Par l’élégance de l’écriture et l’extrême richesse de leur orientation, ces Corans illustrent, encore une fois, le degré d’évolution et de prospérité de cet art des manuscrits et du parchemin à Kairouan.
En 2009, ce musée a fait l’objet du vol de pages du Coran bleu en écriture koufique dorée. Les enquêtes et les investigations ont permis d’arrêter le magasinier du musée qui a été condamné à une lourde peine.
Démarrage de la restauration des manuscrits
Pour ce qui est du laboratoire national pour la sauvegarde et la restauration des manuscrits, créé en 1994 au Musée des arts islamiques de Raqqada, il s’agit d’une unité à caractère scientifique relevant de l’Institut national du patrimoine et dont l’objectif principal est de préserver le fonds national des manuscrits, les restaurer et recourir aux méthodes scientifiques et techniques modernes utilisées dans ce domaine, en collaboration avec les institutions internationales spécialisées.
Notons dans ce contexte que lors de sa visite, le 18 août 2023, à ce laboratoire, la ministre des Affaires culturelles, Hayet Guetat Guermazi, a ordonné le lancement de l’inventaire des coffres-forts des manuscrits de Raqqada pour la sauvegarde de ce précieux patrimoine écrit. En outre, la ministre a inspecté l’avancement des travaux dans cette unité scientifique et pris connaissance de la démanche de prévention qui précède la restauration suivant un processus minutieux de stérilisation, de traitement et d’indexation, en vue du classement des manuscrits selon les standards internationaux.
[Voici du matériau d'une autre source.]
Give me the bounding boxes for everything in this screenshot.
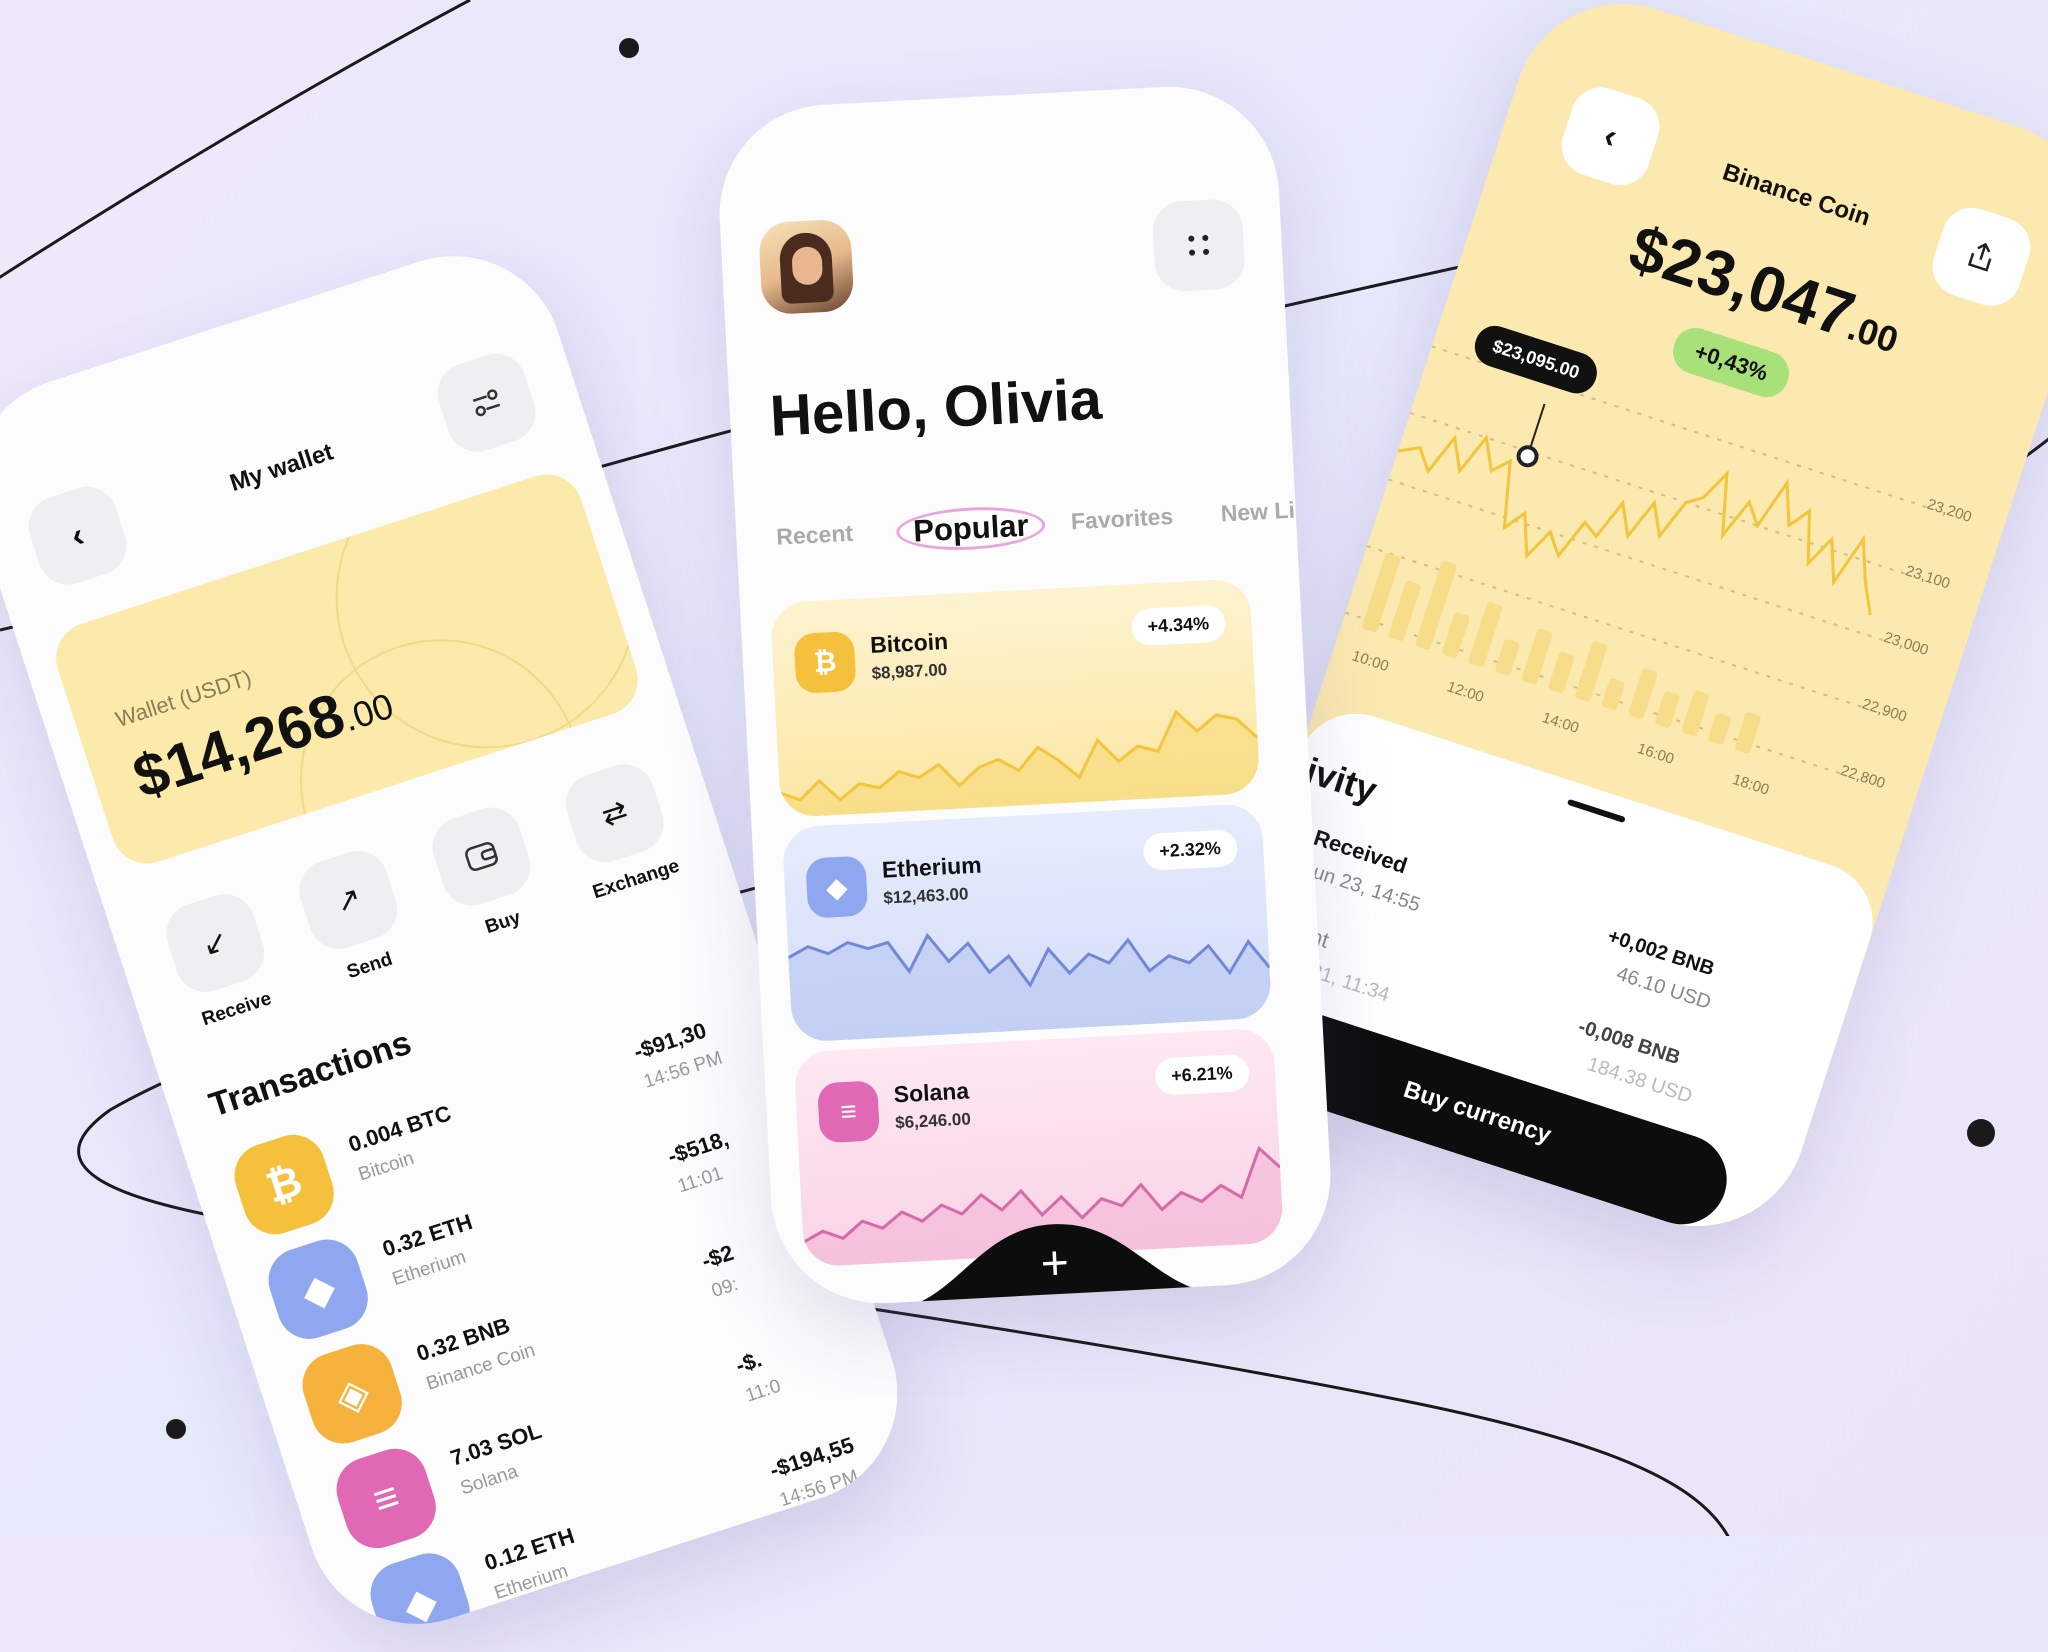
arrow-down-left-icon: ↙ [198, 923, 233, 963]
plus-icon: + [1039, 1236, 1071, 1291]
tab-new-listings[interactable]: New Li [1220, 497, 1295, 528]
buy-currency-label: Buy currency [1400, 1075, 1555, 1149]
greeting: Hello, Olivia [768, 366, 1104, 449]
filter-toggle-icon [472, 389, 501, 417]
action-exchange[interactable]: ⇄ Exchange [548, 753, 692, 907]
ethereum-sparkline [787, 932, 1273, 1043]
tx-value: -$518, [664, 1125, 732, 1169]
settings-button[interactable] [429, 346, 544, 460]
coin-card-bitcoin[interactable]: ₿ Bitcoin $8,987.00 +4.34% [769, 578, 1261, 818]
price-cents: .00 [1842, 306, 1904, 361]
bitcoin-icon: ₿ [226, 1126, 343, 1243]
action-buy[interactable]: Buy [415, 797, 559, 951]
coin-change: +6.21% [1154, 1053, 1250, 1096]
buy-icon-wrap [424, 799, 539, 914]
action-send[interactable]: ↗ Send [282, 840, 426, 994]
wallet-icon [465, 842, 498, 872]
receive-icon-wrap: ↙ [158, 886, 272, 1000]
drag-handle[interactable] [1566, 798, 1626, 824]
tab-bar: Recent Popular Favorites New Li [775, 490, 1317, 568]
tx-time: 11:01 [675, 1163, 726, 1198]
send-icon-wrap: ↗ [291, 843, 406, 957]
tx-value: -$. [732, 1346, 765, 1379]
share-icon [1967, 242, 1992, 272]
avatar-face [791, 246, 824, 286]
coin-change: +4.34% [1130, 604, 1227, 647]
add-button[interactable]: + [1023, 1233, 1086, 1296]
tx-time: 09: [709, 1273, 741, 1303]
grid-dots-icon [1188, 234, 1210, 256]
coin-name: Bitcoin [869, 627, 949, 659]
swap-icon: ⇄ [597, 793, 632, 833]
share-button[interactable] [1924, 200, 2039, 314]
coin-name: Solana [893, 1077, 970, 1108]
tx-amount: 7.03 SOL [447, 1417, 545, 1471]
tab-recent[interactable]: Recent [776, 520, 854, 551]
tx-value: -$2 [698, 1239, 737, 1274]
tx-amount: 0.004 BTC [345, 1100, 455, 1157]
tab-popular[interactable]: Popular [895, 503, 1047, 554]
tx-time: 11:0 [743, 1375, 784, 1407]
coin-card-ethereum[interactable]: ◆ Etherium $12,463.00 +2.32% [781, 802, 1273, 1043]
bitcoin-sparkline [779, 709, 1261, 818]
menu-button[interactable] [1151, 197, 1246, 293]
coin-name: Etherium [881, 851, 983, 883]
home-screen: Hello, Olivia Recent Popular Favorites N… [713, 81, 1337, 1309]
action-receive[interactable]: ↙ Receive [149, 883, 293, 1037]
arrow-up-right-icon: ↗ [331, 880, 366, 920]
avatar[interactable] [757, 218, 855, 316]
price-main: $23,047 [1621, 211, 1864, 352]
tab-favorites[interactable]: Favorites [1070, 503, 1174, 535]
coin-change: +2.32% [1142, 829, 1238, 871]
exchange-icon-wrap: ⇄ [557, 756, 672, 870]
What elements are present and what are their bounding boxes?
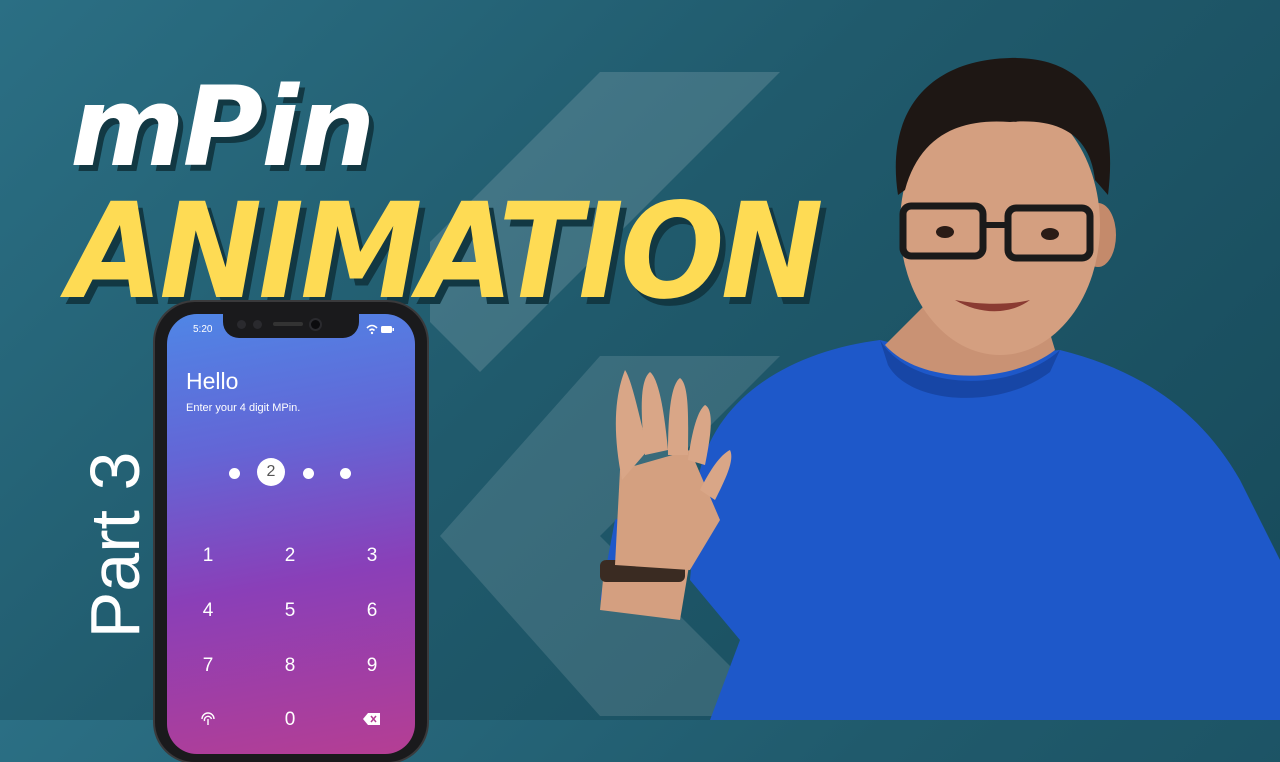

Par ailleurs, la ministre a appelé à agrandir au plus vite les espaces de cette unité scientifique, ce qui permettra de la hisser au rang d’un centre d’études de manuscrits d’envergue internationale. Espérons, in fine, que les agences de voyage touristique pensent à inclure dans leur programme de visite de la ville de Kairouan, la découverte du Musée national des arts islamiques de Raqqada qui mérite d’être plus connu et plus valorisé, vu la richesse du contenu de ses 7 salles et l’importance de leur valeur historique.